Geoffrey Kahn, a former House intelligence committee staffer, is the only person named so far to Trump’s intelligence community “landing team,” they said.
As a result, said one senior career intelligence officer, briefing books prepared by the Office of the Director of National Intelligence, the National Security Agency, the National Counterterrorism Center, and 13 other agencies and organizations are “waiting for someone to read them.”
“It seems like an odd time to put issues like cyber security and international terrorism on the back burner,” said the official, who spoke on the condition of anonymity.
Previous administrations, the official said, were quicker to staff their intelligence teams, in part because they considered intelligence issues critical to setting foreign policy, defense and budget priorities.
The intelligence community has some 200,000 employees and contractors and an annual budget of more than $70 billion. It collects and analyzes information on a vast array of subjects, from national security threats such as terrorism and climate change to global conflicts and the foreign, defense and trade policies of foreign governments.
Pompeo
Contact
Kahn has been in periodic contact with the CIA, said two of the officials, adding that they did not know if he had been in touch with the other intelligence agencies.
In addition to reviewing potential candidates for top posts, Kahn is responsible for coordinating briefings for nominees and helping prepare them for Senate confirmation hearings.
Trump has announced that he intends to nominate US Representative Mike Pompeo of Kansas to succeed CIA Director John Brennan, who will step down in January.
He has yet to tap nominees for other senior positions, including a successor to Director of National Intelligence James Clapper, the top US intelligence officer. Clapper, 75, will leave the government when Trump is sworn as president on January 20.
Trump on Tuesday received only his third intelligence briefing since he won the Nov 8 presidential election, despite an offer from President Barack Obama of daily briefings, three of the officials said.
Vice-President-elect Mike Pence has been receiving intelligence briefings daily or nearly every day, one of the officials said.
President-elect Donald Trump is considering Goldman Sachs Group Inc President and Chief Operating Officer Gary Cohn to head the White House budget office or to fill other positions, a Trump transition official said on Wednesday.
Cohn, 56, a former Goldman commodities trader who joined the firm in 1990, has been widely considered to be the heir apparent to Chief Executive Officer Lloyd Blankfein.
Dow Jones reported earlier on Wednesday that Cohn, who met with Trump on Tuesday, has had discussions about leaving the firm.
If Cohn is picked to become Trump’s budget director and is subsequently confirmed by the US Senate early next year, he would play a lead role in formulating spending priorities for domestic and international programs funded by Washington.

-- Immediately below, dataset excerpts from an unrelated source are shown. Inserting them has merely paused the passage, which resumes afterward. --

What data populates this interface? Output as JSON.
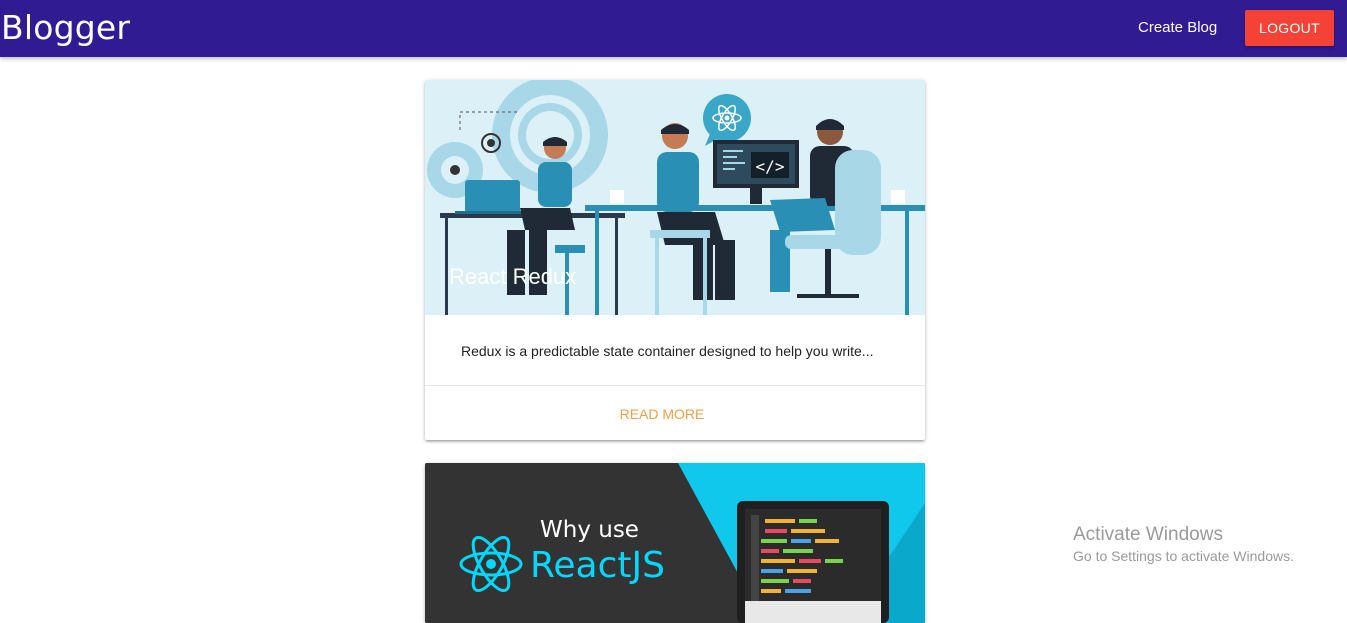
{
  "navbar": {
    "brand": "Blogger",
    "create_link": "Create Blog",
    "logout_label": "LOGOUT"
  },
  "posts": [
    {
      "title": "React Redux",
      "excerpt": "Redux is a predictable state container designed to help you write...",
      "action_label": "READ MORE"
    },
    {
      "image_heading": "Why use",
      "image_brand": "ReactJS",
      "code_symbol": "</>"
    }
  ],
  "watermark": {
    "title": "Activate Windows",
    "subtitle": "Go to Settings to activate Windows."
  },
  "colors": {
    "navbar": "#311b92",
    "logout": "#f44336",
    "read_more": "#f0a04b",
    "react_cyan": "#00d8ff"
  }
}
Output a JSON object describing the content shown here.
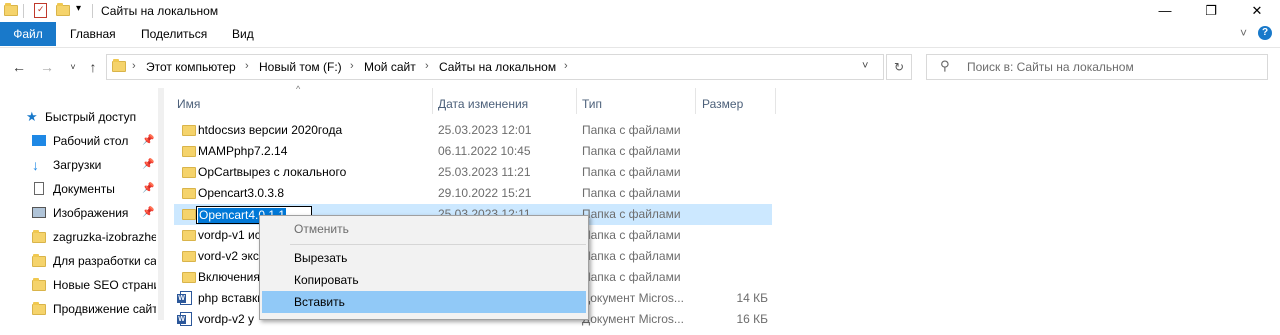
{
  "window": {
    "title": "Сайты на локальном",
    "controls": [
      "—",
      "❐",
      "✕"
    ]
  },
  "ribbon": {
    "file": "Файл",
    "tabs": [
      "Главная",
      "Поделиться",
      "Вид"
    ],
    "expand": "˅",
    "help": "?"
  },
  "address": {
    "crumbs": [
      "Этот компьютер",
      "Новый том (F:)",
      "Мой сайт",
      "Сайты на локальном"
    ],
    "search_placeholder": "Поиск в: Сайты на локальном"
  },
  "nav": {
    "items": [
      {
        "label": "Быстрый доступ",
        "icon": "star-icon"
      },
      {
        "label": "Рабочий стол",
        "icon": "desktop-icon",
        "pinned": true
      },
      {
        "label": "Загрузки",
        "icon": "download-icon",
        "pinned": true
      },
      {
        "label": "Документы",
        "icon": "documents-icon",
        "pinned": true
      },
      {
        "label": "Изображения",
        "icon": "pictures-icon",
        "pinned": true
      },
      {
        "label": "zagruzka-izobrazhen",
        "icon": "folder-icon"
      },
      {
        "label": "Для разработки са",
        "icon": "folder-icon"
      },
      {
        "label": "Новые SEO страни",
        "icon": "folder-icon"
      },
      {
        "label": "Продвижение сайт",
        "icon": "folder-icon"
      }
    ]
  },
  "columns": {
    "name": "Имя",
    "date": "Дата изменения",
    "type": "Тип",
    "size": "Размер"
  },
  "files": [
    {
      "name": "htdocsиз версии 2020года",
      "date": "25.03.2023 12:01",
      "type": "Папка с файлами",
      "size": ""
    },
    {
      "name": "MAMPphp7.2.14",
      "date": "06.11.2022 10:45",
      "type": "Папка с файлами",
      "size": ""
    },
    {
      "name": "OpCartвырез с локального",
      "date": "25.03.2023 11:21",
      "type": "Папка с файлами",
      "size": ""
    },
    {
      "name": "Opencart3.0.3.8",
      "date": "29.10.2022 15:21",
      "type": "Папка с файлами",
      "size": ""
    },
    {
      "name": "Opencart4.0.1.1",
      "date": "25.03.2023 12:11",
      "type": "Папка с файлами",
      "size": ""
    },
    {
      "name": "vordp-v1 ис",
      "date": "",
      "type": "Папка с файлами",
      "size": ""
    },
    {
      "name": "vord-v2 экс",
      "date": "",
      "type": "Папка с файлами",
      "size": ""
    },
    {
      "name": "Включения",
      "date": "",
      "type": "Папка с файлами",
      "size": ""
    },
    {
      "name": "php вставки",
      "date": "",
      "type": "Документ Micros...",
      "size": "14 КБ"
    },
    {
      "name": "vordp-v2 у",
      "date": "",
      "type": "Документ Micros...",
      "size": "16 КБ"
    }
  ],
  "rename_value": "Opencart4.0.1.1",
  "context_menu": {
    "items": [
      "Отменить",
      "Вырезать",
      "Копировать",
      "Вставить"
    ]
  }
}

The budgets produced annually by the White House’s Office of Management and Budget are a reflection of every administration’s legislative priorities and a blueprint for detailed spending and tax bills the president wants Congress to consider.
Donated
Cohn has donated both to Democrats and Republicans over the years. He has given more recently to Republicans, including $33,400 to the National Republican Congressional Committee in 2015, according to campaign contribution records. They also showed that in 2007 and 2008, Cohn donated to Democrats Barack Obama and Hillary Clinton’s presidential campaigns.

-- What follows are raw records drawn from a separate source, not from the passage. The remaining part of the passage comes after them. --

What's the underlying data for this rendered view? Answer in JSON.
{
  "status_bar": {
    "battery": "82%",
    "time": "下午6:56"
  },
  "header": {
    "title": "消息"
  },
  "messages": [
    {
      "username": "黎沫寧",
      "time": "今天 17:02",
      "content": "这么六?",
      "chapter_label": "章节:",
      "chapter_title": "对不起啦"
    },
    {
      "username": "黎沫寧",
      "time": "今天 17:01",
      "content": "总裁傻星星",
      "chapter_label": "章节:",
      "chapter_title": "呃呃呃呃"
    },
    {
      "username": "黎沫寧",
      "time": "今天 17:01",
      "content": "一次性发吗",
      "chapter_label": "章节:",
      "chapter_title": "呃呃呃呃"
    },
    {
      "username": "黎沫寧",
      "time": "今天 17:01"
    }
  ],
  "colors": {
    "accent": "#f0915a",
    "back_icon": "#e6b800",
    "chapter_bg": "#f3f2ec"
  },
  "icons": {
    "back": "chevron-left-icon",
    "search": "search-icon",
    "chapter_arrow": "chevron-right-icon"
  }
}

Cohn is a former Goldman commodities trader from Ohio who joined the firm in 1990. He served in a variety of leadership roles in bond trading, becoming co-head of Goldman’s broader securities and eventually, co-president in 2006.

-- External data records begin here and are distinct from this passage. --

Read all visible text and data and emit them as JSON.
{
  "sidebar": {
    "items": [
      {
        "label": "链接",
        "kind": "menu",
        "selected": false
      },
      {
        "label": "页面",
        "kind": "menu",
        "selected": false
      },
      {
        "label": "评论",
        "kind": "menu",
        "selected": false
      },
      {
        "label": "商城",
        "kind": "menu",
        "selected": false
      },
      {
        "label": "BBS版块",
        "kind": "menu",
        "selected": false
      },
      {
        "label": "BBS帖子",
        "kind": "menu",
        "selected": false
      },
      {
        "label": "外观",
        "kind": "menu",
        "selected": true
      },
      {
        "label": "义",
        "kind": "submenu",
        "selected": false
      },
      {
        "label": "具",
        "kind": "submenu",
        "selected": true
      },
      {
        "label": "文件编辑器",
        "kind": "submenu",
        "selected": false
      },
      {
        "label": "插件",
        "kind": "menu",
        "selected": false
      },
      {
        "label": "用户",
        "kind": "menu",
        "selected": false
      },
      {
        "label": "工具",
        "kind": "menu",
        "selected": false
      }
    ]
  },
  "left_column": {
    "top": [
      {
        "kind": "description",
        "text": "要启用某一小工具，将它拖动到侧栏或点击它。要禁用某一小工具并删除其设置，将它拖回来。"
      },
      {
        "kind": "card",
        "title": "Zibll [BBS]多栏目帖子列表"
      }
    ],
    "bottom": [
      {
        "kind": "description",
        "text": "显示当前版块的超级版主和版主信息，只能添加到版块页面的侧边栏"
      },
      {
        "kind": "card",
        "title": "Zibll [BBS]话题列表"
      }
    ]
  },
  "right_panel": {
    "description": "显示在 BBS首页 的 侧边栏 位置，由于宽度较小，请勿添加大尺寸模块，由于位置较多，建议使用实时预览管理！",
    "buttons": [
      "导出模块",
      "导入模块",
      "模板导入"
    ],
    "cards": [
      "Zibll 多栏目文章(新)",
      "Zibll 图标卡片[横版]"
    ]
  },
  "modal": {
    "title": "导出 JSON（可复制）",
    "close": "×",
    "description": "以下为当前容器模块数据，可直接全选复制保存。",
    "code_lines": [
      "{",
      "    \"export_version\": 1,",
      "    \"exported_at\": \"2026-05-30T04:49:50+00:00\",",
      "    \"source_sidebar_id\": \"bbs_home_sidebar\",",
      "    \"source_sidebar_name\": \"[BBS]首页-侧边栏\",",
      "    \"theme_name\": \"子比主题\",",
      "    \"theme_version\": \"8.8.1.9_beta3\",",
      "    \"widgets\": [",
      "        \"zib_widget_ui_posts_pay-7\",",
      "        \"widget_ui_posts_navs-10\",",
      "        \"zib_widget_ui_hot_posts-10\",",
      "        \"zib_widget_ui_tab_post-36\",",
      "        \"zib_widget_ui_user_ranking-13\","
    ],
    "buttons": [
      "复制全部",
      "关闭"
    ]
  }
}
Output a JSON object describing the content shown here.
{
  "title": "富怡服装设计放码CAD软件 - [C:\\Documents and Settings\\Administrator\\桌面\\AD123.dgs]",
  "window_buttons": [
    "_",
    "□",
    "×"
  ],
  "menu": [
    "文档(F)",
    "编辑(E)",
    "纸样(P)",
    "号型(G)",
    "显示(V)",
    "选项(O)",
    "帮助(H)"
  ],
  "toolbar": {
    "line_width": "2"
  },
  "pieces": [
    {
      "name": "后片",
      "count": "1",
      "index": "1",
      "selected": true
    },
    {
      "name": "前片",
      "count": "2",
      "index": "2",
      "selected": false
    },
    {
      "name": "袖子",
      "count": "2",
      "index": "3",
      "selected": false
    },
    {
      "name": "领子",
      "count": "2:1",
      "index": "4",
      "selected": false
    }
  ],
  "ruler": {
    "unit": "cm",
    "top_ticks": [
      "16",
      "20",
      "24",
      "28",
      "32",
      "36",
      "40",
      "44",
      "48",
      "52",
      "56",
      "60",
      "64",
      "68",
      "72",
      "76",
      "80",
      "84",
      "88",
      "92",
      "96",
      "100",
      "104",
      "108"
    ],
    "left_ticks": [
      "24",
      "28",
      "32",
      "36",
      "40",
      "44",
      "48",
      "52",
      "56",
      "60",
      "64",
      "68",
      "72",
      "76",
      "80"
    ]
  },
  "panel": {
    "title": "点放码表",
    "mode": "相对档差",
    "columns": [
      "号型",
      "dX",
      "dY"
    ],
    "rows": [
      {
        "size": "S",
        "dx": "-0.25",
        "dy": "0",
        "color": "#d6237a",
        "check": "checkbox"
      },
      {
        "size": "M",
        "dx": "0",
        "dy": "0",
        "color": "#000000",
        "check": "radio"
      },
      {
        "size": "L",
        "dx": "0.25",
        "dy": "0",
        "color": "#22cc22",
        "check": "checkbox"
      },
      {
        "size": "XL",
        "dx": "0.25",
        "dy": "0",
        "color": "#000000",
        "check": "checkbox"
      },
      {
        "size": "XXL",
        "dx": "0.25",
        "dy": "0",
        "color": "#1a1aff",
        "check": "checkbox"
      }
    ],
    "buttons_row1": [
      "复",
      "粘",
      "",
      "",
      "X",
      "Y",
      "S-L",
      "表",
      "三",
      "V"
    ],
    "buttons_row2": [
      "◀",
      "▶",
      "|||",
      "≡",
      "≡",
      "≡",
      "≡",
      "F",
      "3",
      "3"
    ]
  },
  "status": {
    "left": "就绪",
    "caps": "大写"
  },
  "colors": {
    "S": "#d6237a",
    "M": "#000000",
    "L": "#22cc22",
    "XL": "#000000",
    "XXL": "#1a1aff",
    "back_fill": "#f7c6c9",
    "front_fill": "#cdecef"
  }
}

He makes frequent appearances at industry conferences and on television, where he speaks about the state of the financial markets.
Cohn struggled with dyslexia as a child and bounced from school to school, according to a Malcolm Gladwell profile from his book “David and Goliath”.
Cohn is typically known throughout Goldman for his direct and abrasive manner in dealing with colleagues, although he has become more polished in recent years, current and former executives said.
Only about one in four Americans wants Presidentelect Donald Trump to entirely repeal his predecessor’s health care law that extended coverage to millions, a new poll has found.
The post-election survey released Thursday by the nonpartisan Kaiser Family Foundation also found hints of a pragmatic shift among some Republican foes of “Obamacare.”
While 52 percent of Republicans say they want the law completely repealed, that share is down from 69 percent just last month, before the election. And more Republicans now say they want the law “scaled back” under the new president and GOP Congress, with that share more than doubling from 11 percent before the election to 24 percent after.
Kaiser CEO Drew Altman said the foundation’s polling experts aren’t quite sure what to make of that finding, and will continue to track the apparent shift in future polls. The organization is a clearinghouse for information and analysis about the health care system.
It could be that some Republicans “got a protest vote off their chests, and they’re done with that,” Altman said. “They now have a more moderate position.”
After branding the Affordable Care Act a “disaster” during an election campaign that saw big premium hikes unveiled in its closing days, Trump has been saying he’d like to keep parts of the law.